In cases of culpable breach of primary contractual duties the supplier is also liable for gross negligence of other staff and for simple negligence; the latter is limited to typical damages for the type of contract and which could reasonably have been foreseen. All other claims are excluded.

IX. Statute of limitations

All claims by the client on whatever legal grounds are subject to prescription after 12 months. For deliberate or fraudulent conduct and for claims under the German Product Liability Act the statutory limitations apply. They also apply for defects to a building or for delivery items which in accordance with their normal use were used for a building and caused it to be defective.

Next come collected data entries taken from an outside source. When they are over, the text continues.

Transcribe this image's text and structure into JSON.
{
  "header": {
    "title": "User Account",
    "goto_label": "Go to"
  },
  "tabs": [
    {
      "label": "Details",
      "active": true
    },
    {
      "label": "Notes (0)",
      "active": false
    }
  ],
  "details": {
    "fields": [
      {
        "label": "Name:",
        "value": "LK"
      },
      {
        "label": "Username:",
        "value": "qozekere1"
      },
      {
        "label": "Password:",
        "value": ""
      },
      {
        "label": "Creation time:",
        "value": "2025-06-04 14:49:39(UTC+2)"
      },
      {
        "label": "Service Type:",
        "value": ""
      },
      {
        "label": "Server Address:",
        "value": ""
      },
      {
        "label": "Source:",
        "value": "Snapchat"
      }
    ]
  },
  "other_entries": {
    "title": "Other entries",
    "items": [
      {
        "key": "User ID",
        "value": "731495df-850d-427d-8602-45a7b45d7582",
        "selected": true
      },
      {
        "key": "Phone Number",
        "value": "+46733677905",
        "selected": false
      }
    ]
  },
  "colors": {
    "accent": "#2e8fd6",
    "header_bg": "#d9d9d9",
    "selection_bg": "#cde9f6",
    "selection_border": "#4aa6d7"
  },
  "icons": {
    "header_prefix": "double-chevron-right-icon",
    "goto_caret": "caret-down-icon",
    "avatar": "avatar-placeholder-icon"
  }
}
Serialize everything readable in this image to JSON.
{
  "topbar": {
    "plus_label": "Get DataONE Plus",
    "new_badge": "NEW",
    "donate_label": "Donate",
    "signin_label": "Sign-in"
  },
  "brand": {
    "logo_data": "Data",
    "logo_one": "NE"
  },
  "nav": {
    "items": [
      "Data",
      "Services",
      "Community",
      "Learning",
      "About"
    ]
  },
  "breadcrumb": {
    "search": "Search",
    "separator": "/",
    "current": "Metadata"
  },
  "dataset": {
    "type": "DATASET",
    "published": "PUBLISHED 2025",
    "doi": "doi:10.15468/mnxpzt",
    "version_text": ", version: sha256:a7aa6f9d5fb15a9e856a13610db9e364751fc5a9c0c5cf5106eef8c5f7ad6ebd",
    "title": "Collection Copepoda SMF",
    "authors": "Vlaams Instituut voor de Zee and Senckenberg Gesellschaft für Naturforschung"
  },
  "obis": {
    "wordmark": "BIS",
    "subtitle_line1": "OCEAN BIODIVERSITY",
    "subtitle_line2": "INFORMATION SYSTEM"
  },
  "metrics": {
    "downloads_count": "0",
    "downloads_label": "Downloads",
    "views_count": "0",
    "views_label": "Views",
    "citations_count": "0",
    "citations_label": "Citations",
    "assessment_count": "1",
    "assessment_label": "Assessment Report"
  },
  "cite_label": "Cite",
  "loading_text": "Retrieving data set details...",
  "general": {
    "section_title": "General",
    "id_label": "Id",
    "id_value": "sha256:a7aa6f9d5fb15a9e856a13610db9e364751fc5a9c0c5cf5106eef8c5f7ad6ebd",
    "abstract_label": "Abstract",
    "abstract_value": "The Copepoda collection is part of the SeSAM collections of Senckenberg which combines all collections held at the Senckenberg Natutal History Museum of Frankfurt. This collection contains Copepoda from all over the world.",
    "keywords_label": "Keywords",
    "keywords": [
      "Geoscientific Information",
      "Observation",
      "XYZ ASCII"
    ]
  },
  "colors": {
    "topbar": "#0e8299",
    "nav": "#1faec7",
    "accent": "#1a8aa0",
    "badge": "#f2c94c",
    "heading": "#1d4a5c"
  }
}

X. Place of performance, jurisdiction and applicable law

The place of performance for both parties is the registered office of the supplier. Any disputes are to be resolved by the court at the supplier’s place of business in 76829 Landau/Pfalz. The supplier is also entitled to bring legal action at the client’s place of business. The law of the Federal Republic of Germany applies to the contractual relationship. UN commercial law (United Nations Convention on Contracts for the International Sale of Goods, dating from 11.04.1980) does not apply. In case of legal action brought before the relevant foreign courts for the client’s place of business the supplier can waive the application of German law, whereby the supplier’s conditions of delivery and payment are to be applied to the extent permitted.

XI. Subsequent orders

These conditions of delivery also apply to subsequent orders and orders for repair work which are not expressly confirmed in writing.